Walt Disney edged higher after Deutsche Bank lifted its price target on the conglomerate to $75 from $63 and Wunderlich boosted its price target to $63 from $58. Disney is scheduled to report earnings on Tuesday.
Among earnings, Tyson Foods slumped after the meat processor posted weaker-than-expected earnings and slashed its full-year revenue estimates.
Berkshire Hathaway rose after the conglomerate post earnings and revenue that beat expectations late Friday and following the company's high profile annual meeting in Omaha over the weekend.
Macerich will replace Coventry Health Care in the S&P 500 after the close of trading Wednesday. Coventry is in the process of being acquired by Aetna and the deal is expected to be completed this week.
In Europe, shares were slightly lower in morning trade on Monday, pulling back from the five-year highs set the previous session on better-than-expected U.S. non-farm payrolls data.

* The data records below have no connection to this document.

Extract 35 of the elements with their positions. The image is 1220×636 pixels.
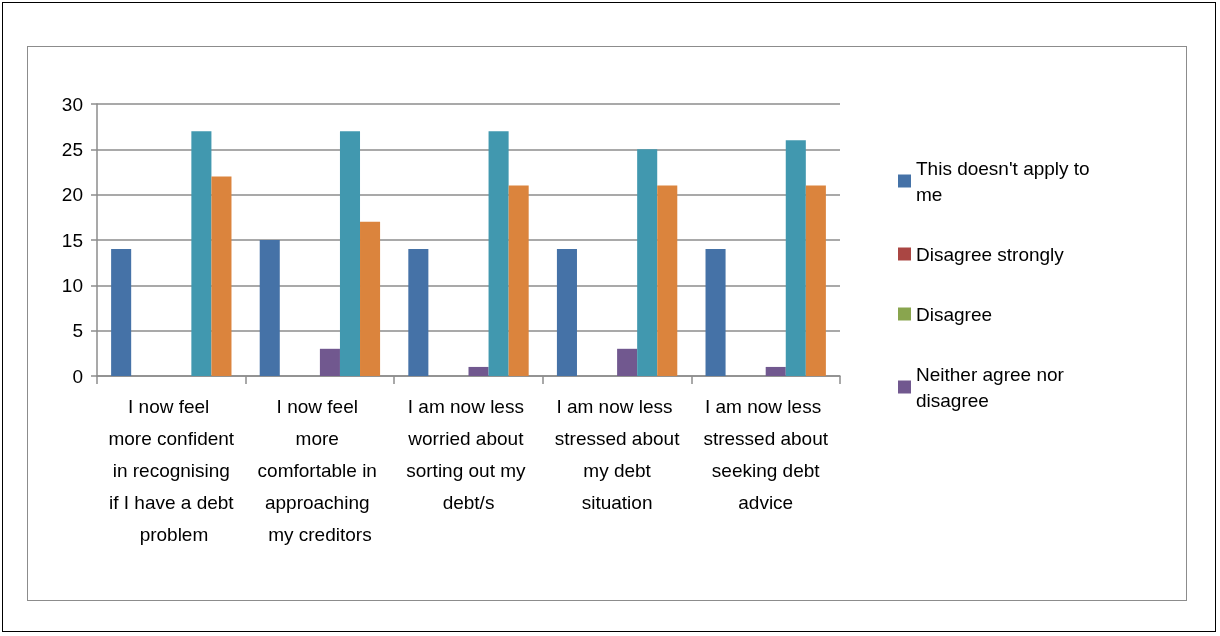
legend-label: Neither agree nor disagree — [916, 363, 1070, 411]
bar — [508, 185, 529, 376]
y-tick-label: 0 — [72, 365, 83, 387]
y-tick-label: 30 — [61, 93, 83, 115]
bar — [111, 249, 132, 376]
bar — [765, 366, 786, 376]
bar — [657, 185, 678, 376]
x-tick-label: I now feel more comfortable in approaching my creditors — [257, 395, 383, 545]
bar — [617, 348, 638, 376]
x-tick-label: I am now less stressed about seeking debt advice — [703, 395, 829, 513]
y-tick-label: 20 — [61, 184, 83, 206]
bar — [259, 240, 280, 376]
y-tick-label: 5 — [72, 320, 83, 342]
bar — [468, 366, 489, 376]
legend-label: Disagree — [916, 303, 993, 325]
bar — [705, 249, 726, 376]
y-tick-label: 10 — [61, 274, 83, 296]
x-tick-label: I am now less worried about sorting out my debt/s — [406, 395, 531, 513]
bar — [408, 249, 429, 376]
bar — [319, 348, 340, 376]
legend-label: This doesn't apply to me — [916, 157, 1095, 205]
bar — [211, 176, 232, 376]
bar — [339, 131, 361, 376]
bar — [556, 249, 577, 376]
bar — [488, 131, 509, 376]
bar — [360, 221, 381, 376]
bar — [191, 131, 212, 376]
bar — [785, 140, 806, 376]
x-tick-label: I now feel more confident in recognising if I have a debt problem — [107, 395, 236, 545]
legend-label: Disagree strongly — [916, 243, 1065, 265]
x-tick-label: I am now less stressed about my debt situation — [554, 395, 681, 513]
y-tick-label: 25 — [61, 138, 83, 160]
bar — [805, 185, 826, 376]
y-tick-label: 15 — [61, 229, 83, 251]
bar — [637, 149, 658, 376]
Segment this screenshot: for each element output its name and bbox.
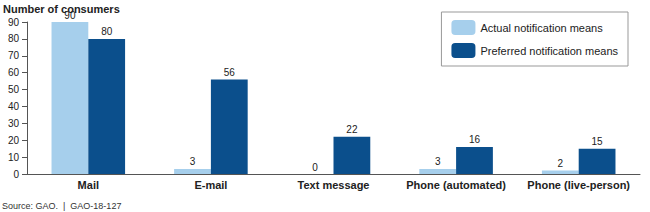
svg-text:50: 50 bbox=[8, 84, 20, 95]
svg-text:Source: GAO. | GAO-18-127: Source: GAO. | GAO-18-127 bbox=[2, 201, 121, 211]
svg-text:10: 10 bbox=[8, 152, 20, 163]
svg-text:3: 3 bbox=[190, 156, 196, 167]
svg-text:15: 15 bbox=[592, 136, 604, 147]
svg-text:Mail: Mail bbox=[78, 179, 99, 191]
svg-text:56: 56 bbox=[224, 67, 236, 78]
svg-text:2: 2 bbox=[558, 158, 564, 169]
svg-text:Number of consumers: Number of consumers bbox=[3, 3, 120, 15]
svg-text:70: 70 bbox=[8, 50, 20, 61]
svg-text:3: 3 bbox=[435, 156, 441, 167]
svg-text:90: 90 bbox=[8, 17, 20, 28]
svg-text:Text message: Text message bbox=[298, 179, 370, 191]
svg-text:80: 80 bbox=[8, 33, 20, 44]
svg-text:90: 90 bbox=[64, 10, 76, 21]
svg-text:0: 0 bbox=[13, 169, 19, 180]
svg-text:E-mail: E-mail bbox=[194, 179, 227, 191]
svg-text:Phone (automated): Phone (automated) bbox=[406, 179, 506, 191]
svg-text:60: 60 bbox=[8, 67, 20, 78]
svg-text:22: 22 bbox=[346, 124, 358, 135]
svg-text:Actual notification means: Actual notification means bbox=[480, 22, 603, 34]
svg-text:40: 40 bbox=[8, 101, 20, 112]
svg-text:Preferred notification means: Preferred notification means bbox=[480, 45, 618, 57]
svg-text:80: 80 bbox=[101, 26, 113, 37]
svg-text:16: 16 bbox=[469, 134, 481, 145]
svg-text:Phone (live-person): Phone (live-person) bbox=[527, 179, 630, 191]
svg-text:20: 20 bbox=[8, 135, 20, 146]
svg-text:0: 0 bbox=[312, 162, 318, 173]
svg-text:30: 30 bbox=[8, 118, 20, 129]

PMI data was released for the euro zone that was better-than-expected but continued to show that the downturn dragged on in April.
(Read More: Europe Shares Lower as Downturn Drags On)
Investor confidence fared better in Asia, with the brighter jobs picture in the U.S helping markets higher. Commodity prices rose as demand expectations picked up.
Hong Kong shares shot up to an eight-week high, the Shanghai Composite closed at a two-week high, and Australia's S&P ASX 200 index pared gains after hitting fresh respective highs. However, Seoul's Kospi reversed earlier gains to close down 0.2 percent.